Scientists are scrambling to understand how a warming planet will affect the world, and it’s not entirely clear where runaway climate change kicks in. Still, people need numbers to make policy, so 2 degrees Celsius is where scientists have landed. “Nobody really knows” where the cutoff is, Hsu says. But “if there was no clear targets or concrete benchmarks, we wouldn’t know what to gauge progress against and what we need to be working toward.”
Even if all the Paris agreement pledges are met, the world will still probably warm up by 3 degrees Celsius, according to the United Nations. Many countries pledged to cut part of their greenhouse gas emissions by 2025, 2030, or even 2050, but that’s too late, Hsu says. We need to act now, and that’s why today’s article is so important. “When it comes to climate, timing is everything,” the authors write.

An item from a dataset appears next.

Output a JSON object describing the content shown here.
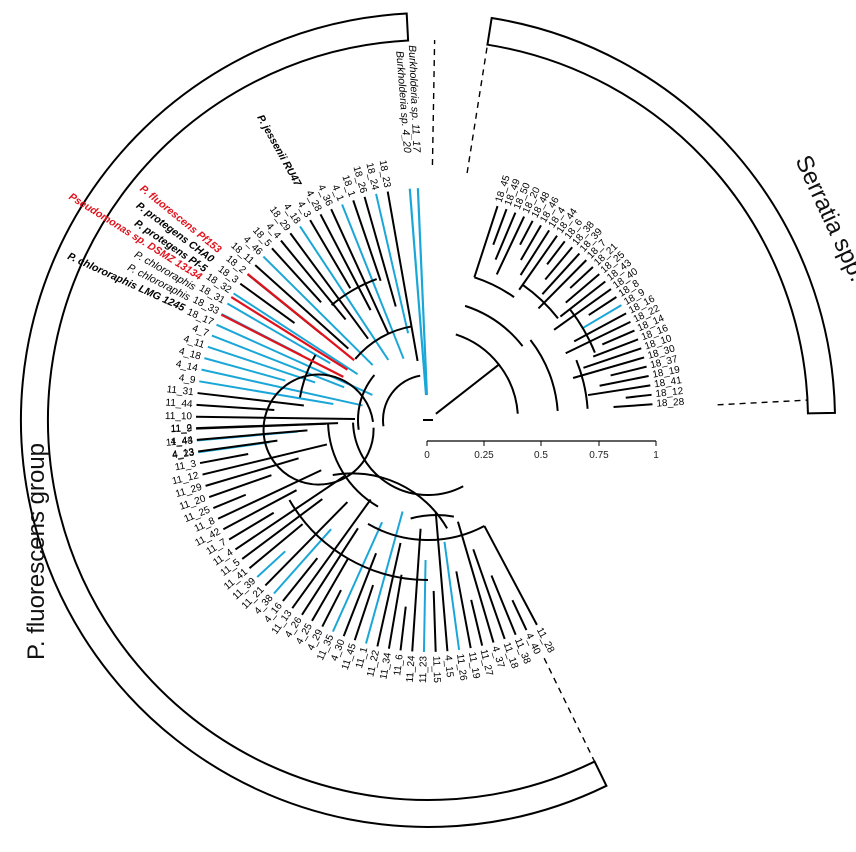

And even the relatively modest requests of the Paris climate agreement faced strong opposition. Earlier this month, President Donald Trump announced that he will pull the US out of the agreement. Trump also directed his administration to repeal several Obama-era policies to reduce carbon pollution and stop new coal mining leases on federal lands.
But Trump’s an outlier. Hundreds of mayors across the US — Democrats and Republicans — have vowed to address climate change and commit to renewable energy. For the past three years, the world’s CO2 emissions from fossil fuels have stayed flat, while economies grew. And renewable energy saw $286 billion in investments in 2015, which is more than six times what it was in 2004.
World leaders should harness this momentum and take action now, the authors say, with milestones for energy, infrastructure, transportation, land, industry, and finance. Hsu, who worked with the authors as well as industry leaders and other scientists to come up with the action items, says they are “politically feasible.” But it’s unclear whether the G20 leaders will decide to embrace them. That’s the most challenging hurdle.
“I’m not sure how realistic capping emissions by 2020 really is,” says Rebecca Robinson, an associate professor of oceanography at the University of Rhode Island’s Graduate School of Oceanography. “It seems really a difficult stretch, especially given the current political climate toward climate action.” The authors admit that “these goals may be idealistic at best, unrealistic at worst.” But Figueres says, that market forces — like the falling prices of renewables — are pushing climate action forward, and countless of businesses have come out in favor of the Paris deal and cutting greenhouse gas emissions.
These scientists remain optimists in the face of a possibly apocalyptic future. “If you work on climate change like I do, it’s really easy to get depressed by the situation,” Hsu says. “But you have to think about what can be done.” If the experts still believe there’s a way to turn this around, maybe it’ll be a little easier for the rest of us to have some hope, too.